Come anticipato, Prisma usa algoritmi basati sul deep learning e che lavorano su 3 layer separati, ognuno dei quali svolge un compito specifico per modificare l’immagine.
“Non ci occupiamo soltanto di sovrapporre dei filtri come fa, ad esempio, Instagram, ma creiamo delle foto partendo da zero. Quindi quando riceviamo un’immagine, la prendiamo, e i nostri 3 “neural networks” compiono una serie di operazioni che restituiscono una foto completamente nuova. Potremmo definire il deep learning come un artista, o qualcosa del genere”.





 

3. VARIETÀ


In questo momento sono disponibili circa 20 filtri, ma entro poche settimane saranno almeno 40. L’obiettivo è di evitare che l’effetto “novità” si esaurisca quando le persone avranno provato tutti i filtri, arrivando a fornire un’esperienza simile a quella che offre Snapchat con i suoi filtri che vengono rinnovati costantemente.
A breve sarà disponibile anche la possibilità di modificare video, come anticipato attraverso il profilo Instagram di Prisma:



Something really cool is coming… #prisma #prismaart


A video posted by Prisma Official (@prisma) on Jul 9, 2016 at 11:26am PDT




 




 

Ok, dopo questo (neanche tanto) breve approfondimento su Prisma, non vi resta che provare a modificare le vostre foto per capire ancora meglio di cosa si tratta, o di scorrere le immagini già condivise da altre persone con l’hashtag #prisma su Instagram – o, in molti casi, di dare un’occhiata ai vostri feed di Facebook e capire perché all’improvviso metà dei vostri contatti sembravano diventati disegnatori Marvel, o giovani Magritte in vena di sperimentare.

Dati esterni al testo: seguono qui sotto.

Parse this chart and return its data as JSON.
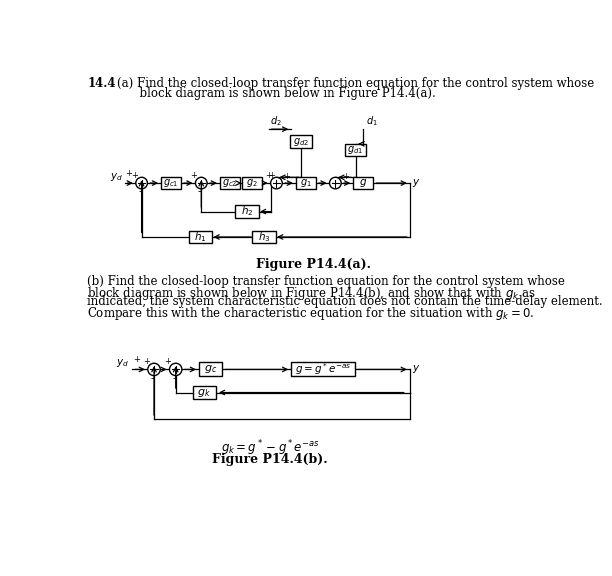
{
  "title_number": "14.4",
  "part_a_line1": "(a) Find the closed-loop transfer function equation for the control system whose",
  "part_a_line2": "      block diagram is shown below in Figure P14.4(a).",
  "part_b_line1": "(b) Find the closed-loop transfer function equation for the control system whose",
  "part_b_line2": "block diagram is shown below in Figure P14.4(b), and show that with $g_k$ as",
  "part_b_line3": "indicated, the system characteristic equation does not contain the time-delay element.",
  "part_b_line4": "Compare this with the characteristic equation for the situation with $g_k = 0$.",
  "fig_a_caption": "Figure P14.4(a).",
  "fig_b_caption": "Figure P14.4(b).",
  "gk_eq": "$g_k = g^* - g^*e^{-as}$",
  "bg_color": "#ffffff"
}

Ma torniamo al tema da cui siamo partiti: intelligenza artificiale non significa soltanto “sostituire l’interazione umana con quella di un robot”, ma molto più spesso “facilitare e rendere più efficienti le conversazioni TRA persone”.

La dimostrazione di questo aspetto è offerta da Allo – una nuova messaging App creata da Google, disponibile a breve – che rappresenta un nuovo inizio per il reparto Communication di Google, come dichiara Eirk Kay – Director of Engineering & Communications Products.

google-allo

Senza entrare nel dettaglio delle feature offerte, è interessante il modo in cui Google sfrutta il suo “Knowledge Graph” – che capisce migliaia di diverse possibili modalità di interazione che gli umani possono intrattenere – per suggerire, ad esempio, il modo in cui rispondere ai nostri contatti sulla base delle nostre conversazioni precedenti. Allo non riconosce soltanto i testi, ma anche le immagini che condividiamo con i nostri contatti, ed è quindi in grado di suggerire – attraverso le “Smart Reply” – il tipo di commento quando ci viene inviata una foto.

Più lo utilizziamo, più Allo capisce il nostro linguaggio e sarà in grado di suggerire la risposta più adatta grazie al machine learning.

Google è da tempo al lavoro su tecnologie in grado di sfruttare il machine learning, e il 1 Giugno di quest’anno – grazie a Magenta Program – ha prodotto il suo primo prodotto tangibile: una melodia di 90 secondi generata completamente grazie a neural networks “istruiti” per imparare a suonare il piano.



L’obiettivo di Google è quello di creare community di artisti, sviluppatori e ricercatori esperti in machine learning in grado di creare nuove opportunità per gli artisti stessi: anche in questo caso la tecnologia non vuole sostituire gli esseri umani, ma generare nuove forme di espressione e conversazione.

Qui potete trovare alcuni dettagli relativi a Magenta Program.




Questi esempi ci aiutano a capire un po’ meglio in che modo innovazioni di questo tipo possono aiutare i brand a sviluppare esperienze sempre più utili, e ad agevolare le conversazioni con le persone, o a porsi come abilitatori per mettere in contatto le persone, non soltanto offrendo gli strumenti affinché le conversazioni stesse avvengano, ma diventando loro stessi lo strumento di relazione.